Сидя на любимом диванчике с чашкой кофе – веник валялся рядом, Ирина судорожно пыталась успокоиться и обмыслить, что же с ней такого произошло. Главной задачей было прийти к выводу, что не произошло ничего.
Подумаешь, разговорилась в музее с приличного вида человеком. Опять же, разговор был об искусстве. Тяга к высокому объединяет. Совершенно нормально.
Ну, опять же – подумаешь, человек попросил телефон, а она дала. Зря, конечно, вообще-то незачем это – раздавать телефоны незнакомым людям, не девочка уже, но – человек был приличный, а телефон она дала как бы и по делу. По работе, можно сказать. Да, по работе. У нее такая работа – она по ней, по работе, должна – должна! – разговаривать с разными людьми. В том числе и по телефону. Домашний, конечно, зря дала, лучше б мобильный. Хотя она и мобильный тоже дала, вот только что. И это тоже – совершенно нормально.

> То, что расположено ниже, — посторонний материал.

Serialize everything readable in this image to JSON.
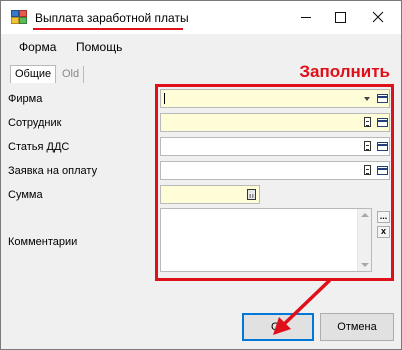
{
  "window": {
    "title": "Выплата заработной платы"
  },
  "menu": {
    "items": [
      "Форма",
      "Помощь"
    ]
  },
  "tabs": {
    "active": "Общие",
    "inactive": "Old"
  },
  "annotation": {
    "label": "Заполнить",
    "color": "#e0101a"
  },
  "fields": {
    "firm": {
      "label": "Фирма",
      "value": ""
    },
    "employee": {
      "label": "Сотрудник",
      "value": ""
    },
    "dds_article": {
      "label": "Статья ДДС",
      "value": ""
    },
    "payment_request": {
      "label": "Заявка на оплату",
      "value": ""
    },
    "amount": {
      "label": "Сумма",
      "value": ""
    },
    "comments": {
      "label": "Комментарии",
      "value": ""
    }
  },
  "side_buttons": {
    "more": "...",
    "clear": "x"
  },
  "buttons": {
    "ok": "Ok",
    "cancel": "Отмена"
  },
  "colors": {
    "required_field": "#fffdd8",
    "accent": "#0078d7"
  }
}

Идем дальше. Ну, приличный человек – исключительно приличный, даже благородный, то есть – благородного происхождения, князь, – ей перезвонил. По телефону, который она сама дала. По делу, о котором они договорились. На то он и приличный человек, чтоб перезванивать. Это тоже совершенно нормально. Обычное дело. Ничего тут нет такого. Никакого. Отчего только руки-то трясутся?
И да, самое главное-то! Она же Сашке все рассказала! Там и рассказывать-то было нечего, но она рассказала, еще тогда же! И про князя, и про телефон. Потому что – обычное дело, деловой контакт, у нее таких тысячи. Ну ладно, сотни. Ну, десятки – десятки-то уж точно, тоже неплохо. И она Сашке тут же рассказала, они вместе смеялись. И нечего чашкой о зубы стучать.

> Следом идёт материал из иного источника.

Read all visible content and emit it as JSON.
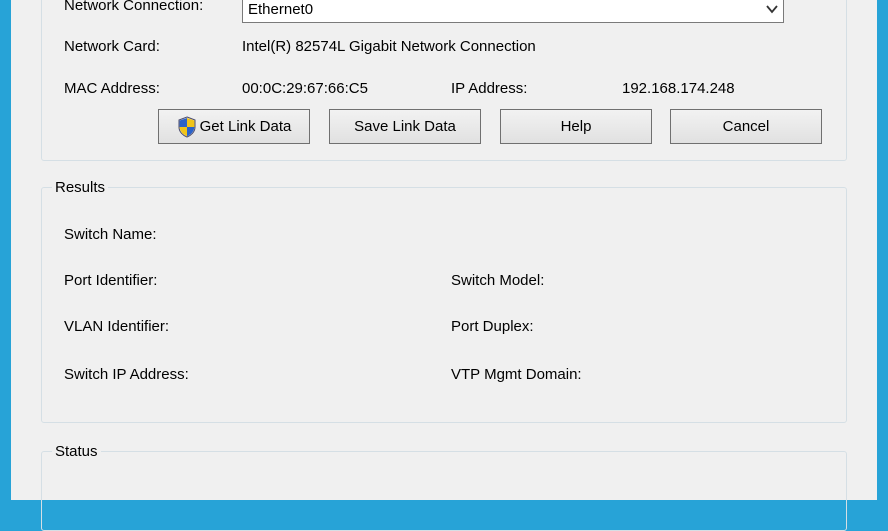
{
  "connection": {
    "label": "Network Connection:",
    "value": "Ethernet0",
    "card_label": "Network Card:",
    "card_value": "Intel(R) 82574L Gigabit Network Connection",
    "mac_label": "MAC Address:",
    "mac_value": "00:0C:29:67:66:C5",
    "ip_label": "IP Address:",
    "ip_value": "192.168.174.248"
  },
  "buttons": {
    "get_link": "Get Link Data",
    "save_link": "Save Link Data",
    "help": "Help",
    "cancel": "Cancel"
  },
  "results": {
    "title": "Results",
    "switch_name": "Switch Name:",
    "port_identifier": "Port Identifier:",
    "switch_model": "Switch Model:",
    "vlan_identifier": "VLAN Identifier:",
    "port_duplex": "Port Duplex:",
    "switch_ip": "Switch IP Address:",
    "vtp_domain": "VTP Mgmt Domain:"
  },
  "status": {
    "title": "Status"
  },
  "colors": {
    "desktop": "#27a3d7",
    "window": "#f0f0f0",
    "group_border": "#d5dfe5"
  },
  "icons": {
    "uac": "uac-shield-icon",
    "dropdown": "chevron-down-icon"
  }
}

Ирина взбодрилась. Нащупала где-то под собой телефон и позвонила мужу. Тот, ясное дело, был страшно занят, буркнул в ответ на ее вопрос, приедет ли он обедать, чтобы не приставала с глупостями, и отключился. Ирина не обиделась. Она и сама знала, что не станет он никуда приезжать, что вопрос у нее дурацкий и что Сашка занят по горло. Тем более – не рассказывать же ему сейчас было, что ей позвонил князь из музея.
Совсем успокоившись, она подобрала веник и пошла продолжать уборку.

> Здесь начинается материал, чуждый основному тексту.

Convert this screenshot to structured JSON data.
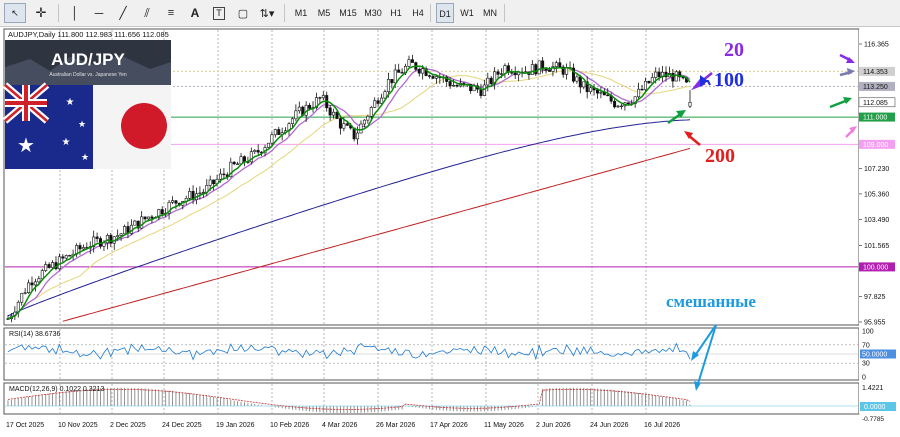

Они с Сашкой были женаты семнадцать лет, у них была общая жизнь и двое детей. Это был, пожалуй, во всех отношениях ровный, равный и счастливый брак. Конечно, счастье было не таким, от которого сводит челюсти, ломит зубы, в глазах взрываются молнии, голову сносит напрочь, а вокруг рушится все живое. Так у них, наверное, и не было никогда, разве что с самого-самого начала, которое было так давно, что о нем все забыли. Но всего этого, от которого сносит, если честно, совершенно не нужно для нормальной семейной жизни. Да, пожалуй, и для любой нормальной жизни вообще. Это совершенно другое счастье – не случайный пожар в степи, а спокойный домашний очаг. Даже, если угодно, газовая горелка. Оно согреет, если замерзнешь, вскипятит чайник, если хочется пить, сварит кастрюлю супа, если ты голоден. А самое главное – оно есть всегда и отзывается при первой потребности, без всяких неожиданностей, стоит только спичку поднести. Всей и заботы о нем – следить, чтобы спички не кончались.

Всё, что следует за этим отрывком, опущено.